A wie, co mówi. Kazimierz Kirejczyk jest współzałożycielem i prezesem REAS, należy do czołowych polskich ekspertów rynku mieszkaniowego w Polsce, wspierających jego rozwój od wczesnych lat 90. W latach 1991–1997 Kazimierz Kirejczyk aktywnie uczestniczył w programie doradczym Banku Światowego, USAID i Ministerstwa Budownictwa, którego celem było wsparcie reformy sektora mieszkaniowego w Polsce oraz kierował zespołem doradzającym pierwszym polskim deweloperom przy przygotowaniu inwestycji mieszkaniowych. Jest absolwentem Wydziału Architektury Politechniki Warszawskiej, gdzie następnie wykładał historię architektury. Kazimierz Kirejczyk jest członkiem Global Real Estate Institute i Urban Land Institute - międzynarodowych organizacji skupiających ekspertów rynku nieruchomości. Kazimierz Kirejczyk stworzył firmę, która w krótkim czasie stała się ekspertem i doradcą w zakresie planowania i realizacji inwestycji mieszkaniowych w Polsce i Rumunii. Od 1997 roku REAS doradza deweloperom, funduszom, bankom, samorządom i innym instytucjom obecnym na polskim rynku mieszkaniowym. Kazimierz Kirejczyk obserwuje rynek nieruchomości i aktywnie komunetuje rzeczywistość.

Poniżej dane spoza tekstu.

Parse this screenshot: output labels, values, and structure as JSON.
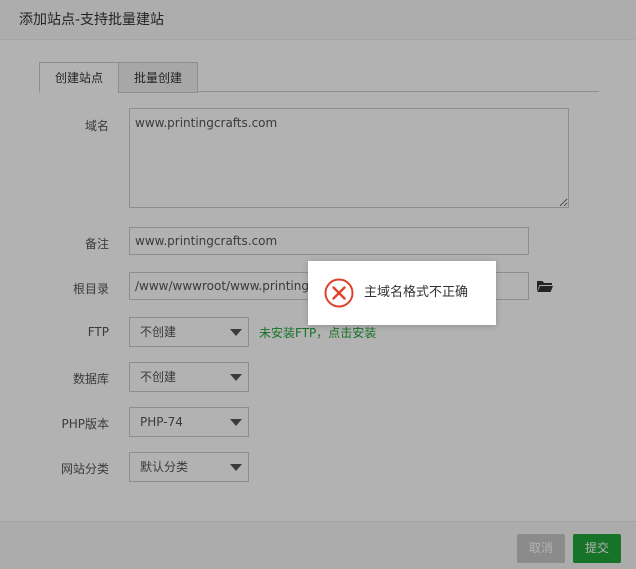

- Powszechnie obserwowaną reakcją jest obecnie redukcja podaży nowych mieszkań, czyli liczby lokali wprowadzanych przez deweloperów do sprzedaży, w stosunku do planów deklarowanych wcześniej. Ponadto pojawił się trend przesuwania terminu wprowadzania nowych inwestycji na rynek i oferowania ich klientom - uważa Kazimierz Kirejczyk. Jego zdaniem, szeroko stosowane są udogodnienia dotyczące harmonogramu płatności, zwłaszcza system 10/90, w którym 90% ceny ma być zapłacone w momencie oddawania mieszkania klientowi do zasiedlenia. Inna metodą, którą mogą zastosować deweloperzy w obecnej sytuacji, jest zachęcanie do zakupu nie niską ceną, a wyższą jakością oferowanego produktu. Zamiast standardu deweloperskiego oferowane jest dziś np. wykończenie lokalu pod klucz.

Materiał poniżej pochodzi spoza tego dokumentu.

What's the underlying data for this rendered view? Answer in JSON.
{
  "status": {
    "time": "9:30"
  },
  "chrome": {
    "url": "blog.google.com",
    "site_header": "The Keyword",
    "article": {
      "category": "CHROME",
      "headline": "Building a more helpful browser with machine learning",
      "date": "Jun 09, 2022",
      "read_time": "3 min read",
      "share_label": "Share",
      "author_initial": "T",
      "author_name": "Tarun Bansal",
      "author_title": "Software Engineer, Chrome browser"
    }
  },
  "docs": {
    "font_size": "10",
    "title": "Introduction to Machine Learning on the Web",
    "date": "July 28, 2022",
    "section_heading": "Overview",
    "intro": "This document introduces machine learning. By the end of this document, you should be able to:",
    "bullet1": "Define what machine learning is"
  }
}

W efekcie wzrostu konkurencji, korekty cen oraz spadku tempa sprzedaży, rentowność działalności deweloperskiej spadła i może nadal spadać - spodziewa się Kirejczyk. Liczba mieszkań w ofercie będzie szybko narastać w okresie 2008 roku, osiągając najprawdopodobniej średnioterminowe maksimum w 2009 roku. Zacznie też rosnąć liczba gotowych niesprzedanych mieszkań. Sytuacja ta może przysporzyć trudności zwłaszcza tym deweloperom, którzy będą realizować swoje projekty na gruntach kupionych za wyjątkowo wysokie ceny w latach 2006 i 2007. Ta grupa inwestorów najdotkliwiej odczuje skutki obecnej sytuacji na rynku mieszkaniowym. W tej sytuacji firmy nadal będą redukować swoje plany inwestycyjne, stąd w najbliższych kwartałach można spodziewać się spadku liczby mieszkań wprowadzanych na rynek.

- Dla funkcjonowania firm deweloperskich kluczowe znaczenie będzie miała sytuacja na rynkach finansowych. Wzrośnie zapotrzebowanie na kredyty budowlane, ale banki zapewne nie tylko podniosą oprocentowanie kredytów, ale także wymogi dotyczące wkładu własnego, wysokości przedsprzedaży czy standingu deweloperów. Większą rolę będą tez odgrywać fundusze oferujące finansowanie mezzaninowe - mówi Kazimierz Kirejczyk.